Reputation: 22440
I've written some code in python to download files from a webpage. As i do not have any idea how to download files from any site so i could only scrape the file links from that site. If someone could help me achieve that I would be very grateful to him. Thanks a lot in advance.
Link to that site: web_link
Here is my try:
from bs4 import BeautifulSoup
import requests
response = requests.get("http://usda.mannlib.cornell.edu/MannUsda/viewDocumentInfo.do?documentID=1194")
soup = BeautifulSoup(response.text,"lxml")
for item in soup.select("#latest a"):
print(item['href'])
Upon execution, the above script produces four different urls to those files.
Upvotes: 0
Views: 77
Reputation: 662
You can use request.get
:
import requests
from bs4 import BeautifulSoup
response = requests.get("http://usda.mannlib.cornell.edu/MannUsda/"
"viewDocumentInfo.do?documentID=1194")
soup = BeautifulSoup(response.text, "lxml")

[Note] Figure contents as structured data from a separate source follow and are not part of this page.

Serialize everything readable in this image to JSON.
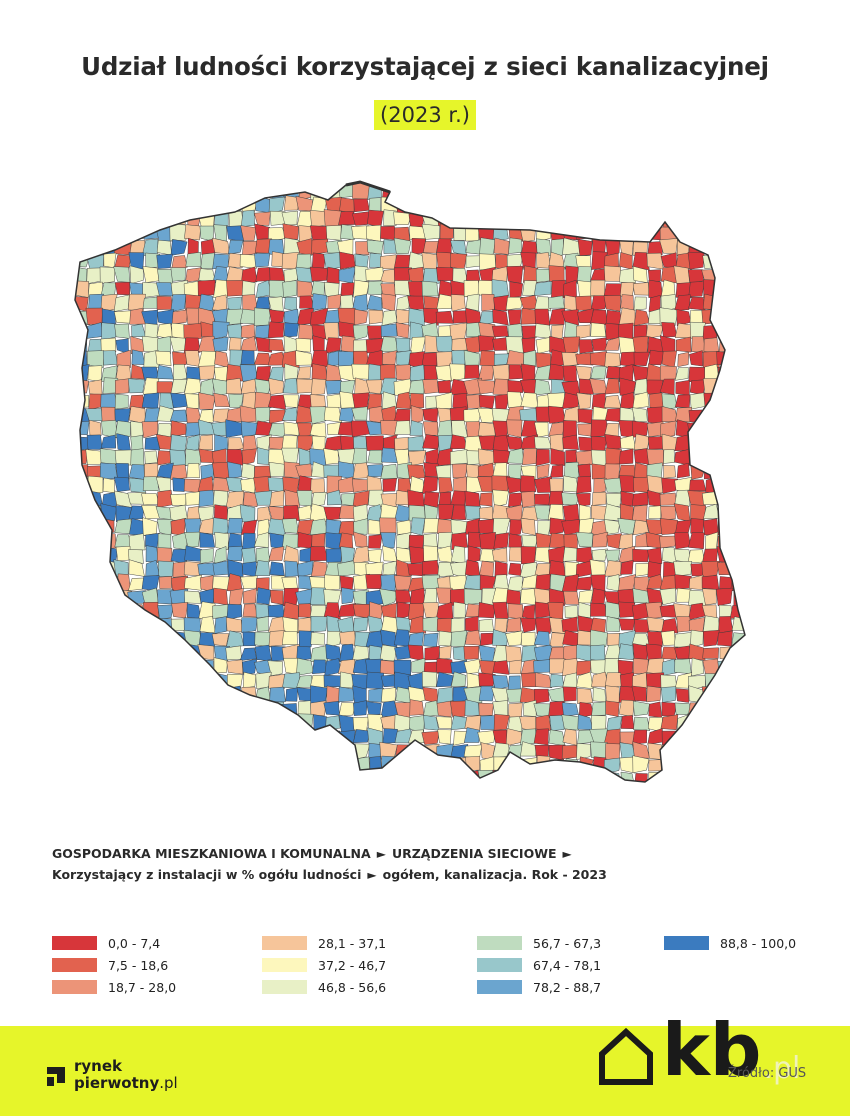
{
  "title": "Udział ludności korzystającej z sieci kanalizacyjnej",
  "subtitle": "(2023 r.)",
  "source": {
    "line1_part1": "GOSPODARKA MIESZKANIOWA I KOMUNALNA",
    "line1_part2": "URZĄDZENIA SIECIOWE",
    "line2_part1": "Korzystający z instalacji w % ogółu ludności",
    "line2_part2": "ogółem, kanalizacja. Rok - 2023",
    "arrow": "►"
  },
  "legend": [
    {
      "label": "0,0 - 7,4",
      "color": "#d7363a"
    },
    {
      "label": "7,5 - 18,6",
      "color": "#e2624f"
    },
    {
      "label": "18,7 - 28,0",
      "color": "#ec9478"
    },
    {
      "label": "28,1 - 37,1",
      "color": "#f6c59a"
    },
    {
      "label": "37,2 - 46,7",
      "color": "#fdf7bd"
    },
    {
      "label": "46,8 - 56,6",
      "color": "#e8f0c6"
    },
    {
      "label": "56,7 - 67,3",
      "color": "#bfdcbf"
    },
    {
      "label": "67,4 - 78,1",
      "color": "#98c7cb"
    },
    {
      "label": "78,2 - 88,7",
      "color": "#6ba5cf"
    },
    {
      "label": "88,8 - 100,0",
      "color": "#3b7bbf"
    }
  ],
  "footer": {
    "brand1_line1": "rynek",
    "brand1_line2": "pierwotny",
    "brand1_tld": ".pl",
    "brand2": "kb",
    "brand2_tld": ".pl",
    "credit": "Źródło: GUS",
    "accent": "#e6f52a"
  }
}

for item in soup.select("#latest a"):
filename = item['href'].split('/')[-1]
with open(filename, 'wb') as f:
f.write(requests.get(item['href']).content)
Upvotes: 2
Reputation: 473863
You can go with a standard library's urllib.request.urlretrieve()
, but, since you are already using requests
, you can re-use the session here (download_file
was largely taken from this answer):
from bs4 import BeautifulSoup
import requests
def download_file(session, url):
local_filename = url.split('/')[-1]
r = session.get(url, stream=True)
with open(local_filename, 'wb') as f:
for chunk in r.iter_content(chunk_size=1024):
if chunk: # filter out keep-alive new chunks
f.write(chunk)
return local_filename
with requests.Session() as session:
response = session.get("http://usda.mannlib.cornell.edu/MannUsda/viewDocumentInfo.do?documentID=1194")
soup = BeautifulSoup(response.text,"lxml")
for item in soup.select("#latest a"):
local_filename = download_file(session, item['href'])
print(f"Downloaded {local_filename}")
Upvotes: 1